Aside from some striking visuals and some very dodgy Scottish accents, the film highlighted for me two major difficulties with translating Shakespeare to film, neither of which director Justin Kurzel successfully accounted for.
1. Shakespeare is not naturalism.
Film often is. This film certainly tries to be, generally eschewing Shakespeare’s anachronistic castles for the villages of early Scotland. I will happily concede their more ‘realistic’ interpretation of the movement of Birnam Wood is also beautiful. But in general, the dramatic cinema tendency speak low and slow is deadly to good verse delivery.
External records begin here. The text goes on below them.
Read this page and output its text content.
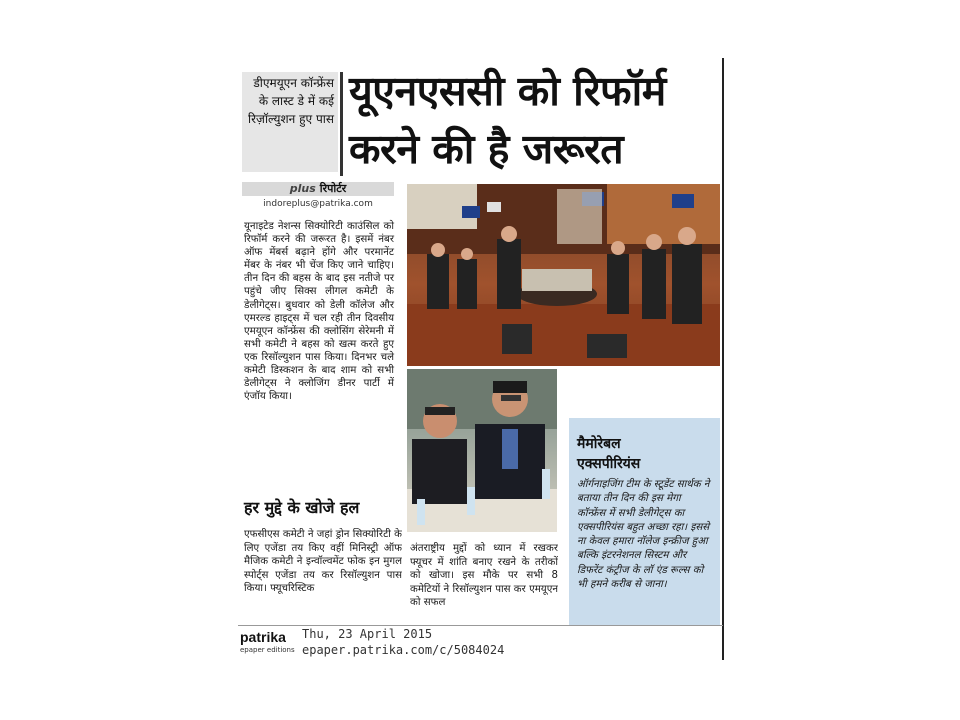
डीएमयूएन कॉन्फ्रेंस के लास्ट डे में कई रिज़ॉल्युशन हुए पास
यूएनएससी को रिफॉर्म
करने की है जरूरत
plus रिपोर्टर
indoreplus@patrika.com
यूनाइटेड नेशन्स सिक्योरिटी काउंसिल को रिफॉर्म करने की जरूरत है। इसमें नंबर ऑफ मेंबर्स बढ़ाने होंगे और परमानेंट मेंबर के नंबर भी चेंज किए जाने चाहिए। तीन दिन की बहस के बाद इस नतीजे पर पहुंचे जीए सिक्स लीगल कमेटी के डेलीगेट्स। बुधवार को डेली कॉलेज और एमरल्ड हाइट्स में चल रही तीन दिवसीय एमयूएन कॉन्फ्रेंस की क्लोसिंग सेरेमनी में सभी कमेटी ने बहस को खत्म करते हुए एक रिसॉल्युशन पास किया। दिनभर चले कमेटी डिस्कशन के बाद शाम को सभी डेलीगेट्स ने क्लोजिंग डीनर पार्टी में एंजॉय किया।
हर मुद्दे के खोजे हल
एफसीएस कमेटी ने जहां ड्रोन सिक्योरिटी के लिए एजेंडा तय किए वहीं मिनिस्ट्री ऑफ मैजिक कमेटी ने इन्वॉल्वमेंट फोक इन मुगल स्पोर्ट्स एजेंडा तय कर रिसॉल्युशन पास किया। फ्यूचरिस्टिक
अंतराष्ट्रीय मुद्दों को ध्यान में रखकर फ्यूचर में शांति बनाए रखने के तरीकों को खोजा। इस मौके पर सभी 8 कमेटियों ने रिसॉल्युशन पास कर एमयूएन को सफल
मैमोरेबल
एक्सपीरियंस
ऑर्गनाइजिंग टीम के स्टूडेंट सार्थक ने बताया तीन दिन की इस मेगा कॉन्फ्रेंस में सभी डेलीगेट्स का एक्सपीरियंस बहुत अच्छा रहा। इससे ना केवल हमारा नॉलेज इन्क्रीज हुआ बल्कि इंटरनेशनल सिस्टम और डिफरेंट कंट्रीज के लॉ एंड रूल्स को भी हमने करीब से जाना।
patrika
epaper editions
Thu, 23 April 2015
epaper.patrika.com/c/5084024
The monotone, raspy whisper that seems to be a staple of period drama renders the poetry nonsensical, delivered as it is without emphasis or shaping of the verse lines. Delivered in the currently-fashionable understated style of Oscar nominees, every scene sounds basically the same. The characters exist in three modes: naturalistic mumbling, madness, or sorrow. This makes for dialogue that is not only monotonous, but difficult to understand if you don’t know the play already.
2. What is all this poetry for?
During one of Macbeth’s soliloquies– I’ll be honest, I can’t remember which– I found myself wondering ‘why is this happening?’ It, along with the retained descriptions of Duncan’s dead body, made me very aware of the extent to which Shakespeare’s poetry was intended to stand in for things the audience couldn’t see– scenery, battlefields, corpses, even the actors’ expressions. These all happen to be things that contemporary film audiences can see very, very well. Seeing the turmoil on Fassbender’s face and hearing him talk about how upset he was felt just as redundant as hearing Macduff describe Duncan’s murdered corpse while the camera lingered on a shot of it. I came way with the distinct feeling that you really only need one or the other… which does suggest that a fundamental element of Shakespeare and a fundamental element of film are somewhat incompatible.
These are both setting aside some of the other narrative choices of the adaptation, most of which I didn’t like, but are certainly within their rights as adaptors to add. These two points seemed to me to be the most egregious misunderstandings of how Shakespeare as writer functions, and what all those words they were muttering and shouting were actually for.